“Nel Segno del Leone”, il nuovo libro di Stefano Vignaroli ambientato nella Jesi rinascimentale

vignaroli 2Stefano Vignaroli, classe 1959, è Jesino, di professione è veterinario, è dirigente veterinario presso l’Asl di Ancona ed è uno scrittore. Informazioni fondamentali perché ci sono nessi tra le sue trame e il suo mestiere. Qualche anno fa, insieme ai Carabinieri del nucleo NAS di Ancona, è stato protagonista intervenuto di un maxi sequestro di più di cento cani, trasportati in condizioni incredibili su un traghetto proveniente dalla Grecia e diretti in Germania, dove sarebbero stati quasi sicuramente destinati alla vivisezione o, quanto meno, alla sperimentazione. Grazie all’aiuto di associazioni animaliste della zona, si è riusciti a dare in affido tutti gli animali sequestrati, che hanno trovato una casa e un buon padrone.
La collaborazione e lo stretto contatto con le Unità Cinofile della Polizia di Stato, comandate dall’Ispettore Capo Endrio Vignaroli, che ha lo stesso cognome ma non è suo parente, e distaccate all’Aeroporto Raffaello Sanzio di Ancona, è stata essenziale nel formulare il profilo della protagonista del romanzo, Caterina Ruggeri, che inizia la sua carriera proprio come Responsabile del Distaccamento Cinofili.  La protagonista di “I Misteri di Villa Brandi” e “Il diario di uno psicopatico”.

Al Museo Federico II Stupo Mundi , lo scrittore il 24 luglio 2020 ha presentato “Nel Segno del Leone”

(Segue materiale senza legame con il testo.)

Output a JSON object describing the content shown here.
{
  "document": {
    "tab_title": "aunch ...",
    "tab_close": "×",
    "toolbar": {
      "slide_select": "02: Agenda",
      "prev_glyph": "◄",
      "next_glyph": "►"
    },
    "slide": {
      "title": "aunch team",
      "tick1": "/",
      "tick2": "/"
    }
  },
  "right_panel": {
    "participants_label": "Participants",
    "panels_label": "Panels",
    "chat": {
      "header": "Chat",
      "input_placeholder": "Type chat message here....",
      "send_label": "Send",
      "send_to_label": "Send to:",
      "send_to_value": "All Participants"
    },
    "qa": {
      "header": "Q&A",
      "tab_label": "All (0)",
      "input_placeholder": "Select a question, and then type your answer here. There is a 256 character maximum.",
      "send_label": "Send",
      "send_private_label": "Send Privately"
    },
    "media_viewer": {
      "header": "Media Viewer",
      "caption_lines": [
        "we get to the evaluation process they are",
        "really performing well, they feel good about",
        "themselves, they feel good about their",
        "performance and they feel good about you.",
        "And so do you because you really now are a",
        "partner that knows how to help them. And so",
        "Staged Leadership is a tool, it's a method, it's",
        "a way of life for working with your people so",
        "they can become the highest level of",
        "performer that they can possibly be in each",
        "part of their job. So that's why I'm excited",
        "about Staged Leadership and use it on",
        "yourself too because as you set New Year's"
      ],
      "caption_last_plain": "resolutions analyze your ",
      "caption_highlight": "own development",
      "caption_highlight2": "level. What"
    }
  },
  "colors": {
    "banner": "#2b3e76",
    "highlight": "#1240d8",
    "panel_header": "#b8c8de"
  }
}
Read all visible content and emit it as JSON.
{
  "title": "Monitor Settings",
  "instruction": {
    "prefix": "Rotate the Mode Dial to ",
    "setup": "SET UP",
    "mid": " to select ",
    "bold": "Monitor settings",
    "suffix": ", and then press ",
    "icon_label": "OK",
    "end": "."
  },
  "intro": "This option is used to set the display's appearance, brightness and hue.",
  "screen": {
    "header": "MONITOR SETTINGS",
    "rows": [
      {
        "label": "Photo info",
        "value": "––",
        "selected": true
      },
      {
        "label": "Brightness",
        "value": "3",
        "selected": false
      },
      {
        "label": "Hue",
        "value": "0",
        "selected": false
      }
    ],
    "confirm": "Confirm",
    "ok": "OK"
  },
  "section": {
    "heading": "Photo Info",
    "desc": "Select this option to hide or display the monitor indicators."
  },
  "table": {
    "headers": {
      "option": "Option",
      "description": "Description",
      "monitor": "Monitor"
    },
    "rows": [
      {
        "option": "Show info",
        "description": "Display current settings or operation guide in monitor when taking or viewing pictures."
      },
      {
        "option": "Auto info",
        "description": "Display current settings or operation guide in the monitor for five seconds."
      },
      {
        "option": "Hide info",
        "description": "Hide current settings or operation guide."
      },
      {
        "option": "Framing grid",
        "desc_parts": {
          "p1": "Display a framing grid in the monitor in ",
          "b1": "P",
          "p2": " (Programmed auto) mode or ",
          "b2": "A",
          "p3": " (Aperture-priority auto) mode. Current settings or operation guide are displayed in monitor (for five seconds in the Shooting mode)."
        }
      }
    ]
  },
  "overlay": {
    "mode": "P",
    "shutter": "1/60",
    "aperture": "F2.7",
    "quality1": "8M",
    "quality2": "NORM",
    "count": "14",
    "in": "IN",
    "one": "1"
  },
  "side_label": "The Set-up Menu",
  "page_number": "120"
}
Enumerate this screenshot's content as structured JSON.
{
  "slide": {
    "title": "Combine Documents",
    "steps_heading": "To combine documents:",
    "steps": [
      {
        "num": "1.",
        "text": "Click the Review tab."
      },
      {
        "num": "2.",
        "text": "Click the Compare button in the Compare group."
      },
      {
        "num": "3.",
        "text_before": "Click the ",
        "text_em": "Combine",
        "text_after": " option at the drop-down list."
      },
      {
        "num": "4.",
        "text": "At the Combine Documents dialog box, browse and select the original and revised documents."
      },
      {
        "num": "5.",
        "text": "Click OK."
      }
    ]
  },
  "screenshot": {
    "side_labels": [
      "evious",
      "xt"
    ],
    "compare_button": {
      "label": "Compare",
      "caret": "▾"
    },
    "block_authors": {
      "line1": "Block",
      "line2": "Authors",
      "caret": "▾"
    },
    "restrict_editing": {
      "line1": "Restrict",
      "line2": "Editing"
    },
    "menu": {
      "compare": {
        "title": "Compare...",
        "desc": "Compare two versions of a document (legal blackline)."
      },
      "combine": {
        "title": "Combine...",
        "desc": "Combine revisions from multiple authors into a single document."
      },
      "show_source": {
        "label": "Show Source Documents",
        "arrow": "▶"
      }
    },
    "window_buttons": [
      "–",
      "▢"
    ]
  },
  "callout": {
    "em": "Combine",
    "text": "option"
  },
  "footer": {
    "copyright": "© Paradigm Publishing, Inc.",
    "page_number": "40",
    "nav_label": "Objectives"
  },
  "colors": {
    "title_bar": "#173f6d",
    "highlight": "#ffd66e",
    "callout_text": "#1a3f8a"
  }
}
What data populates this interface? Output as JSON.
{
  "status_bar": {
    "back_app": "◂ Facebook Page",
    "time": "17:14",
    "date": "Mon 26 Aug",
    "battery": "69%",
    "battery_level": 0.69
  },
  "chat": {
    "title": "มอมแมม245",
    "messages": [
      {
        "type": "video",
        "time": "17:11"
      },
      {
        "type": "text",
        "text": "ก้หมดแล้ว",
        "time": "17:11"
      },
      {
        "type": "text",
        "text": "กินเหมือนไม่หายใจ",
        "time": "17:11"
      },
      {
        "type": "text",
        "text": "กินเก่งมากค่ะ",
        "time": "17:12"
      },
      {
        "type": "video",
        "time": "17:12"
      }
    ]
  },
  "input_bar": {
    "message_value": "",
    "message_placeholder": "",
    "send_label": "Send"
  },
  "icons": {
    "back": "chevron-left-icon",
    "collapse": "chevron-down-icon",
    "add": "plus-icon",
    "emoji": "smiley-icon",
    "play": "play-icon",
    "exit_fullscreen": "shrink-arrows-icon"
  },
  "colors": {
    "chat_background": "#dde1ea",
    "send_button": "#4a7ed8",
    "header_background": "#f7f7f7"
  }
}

Vignaroli 1Il Libro – Anno 2019: ancora una volta, la studiosa Lucia Balleani e l’archeologo Andrea Franciolini ci prenderanno per mano e ci guideranno attraverso gli arcani misteri della Jesi rinascimentale, tra vie, vicoli e Palazzi di un centro storico che, alle porte degli anni ’20 del XXI secolo, inizia a rigurgitare dal sottosuolo antichi e importanti oggetti riferibili a epoche passate. Gli scavi archeologici di Piazza Colocci riserveranno infatti sorprese inaspettate agli occhi di tutta la popolazione jesina.Ricominciamo a seguire le vicende dei personaggi del XVI secolo attraverso le scoperte di antichi documenti e reperti archeologici da parte della giovane coppia di ricercatori dei nostri tempi. Nuovi venti di guerra ricondurranno il Capitano d’armi della Regia Città di Jesi ai campi di battaglia. I Lanzichenecchi premono alle porte dell’Italia settentrionale e il Duca della Rovere, in una strana alleanza con Giovanni De’ Medici, più noto come Giovanni Dalle Bande Nere, si prodigherà a evitare che le soldataglie tedesche raggiungano Firenze e persino Roma. Evitare il saccheggio della città eterna nel 1527 non sarà compito facile, né per il Duca Della Rovere, né per Giovanni dalle Bande Nere, né tantomeno per il Capitano Franciolino de’ Franciolini.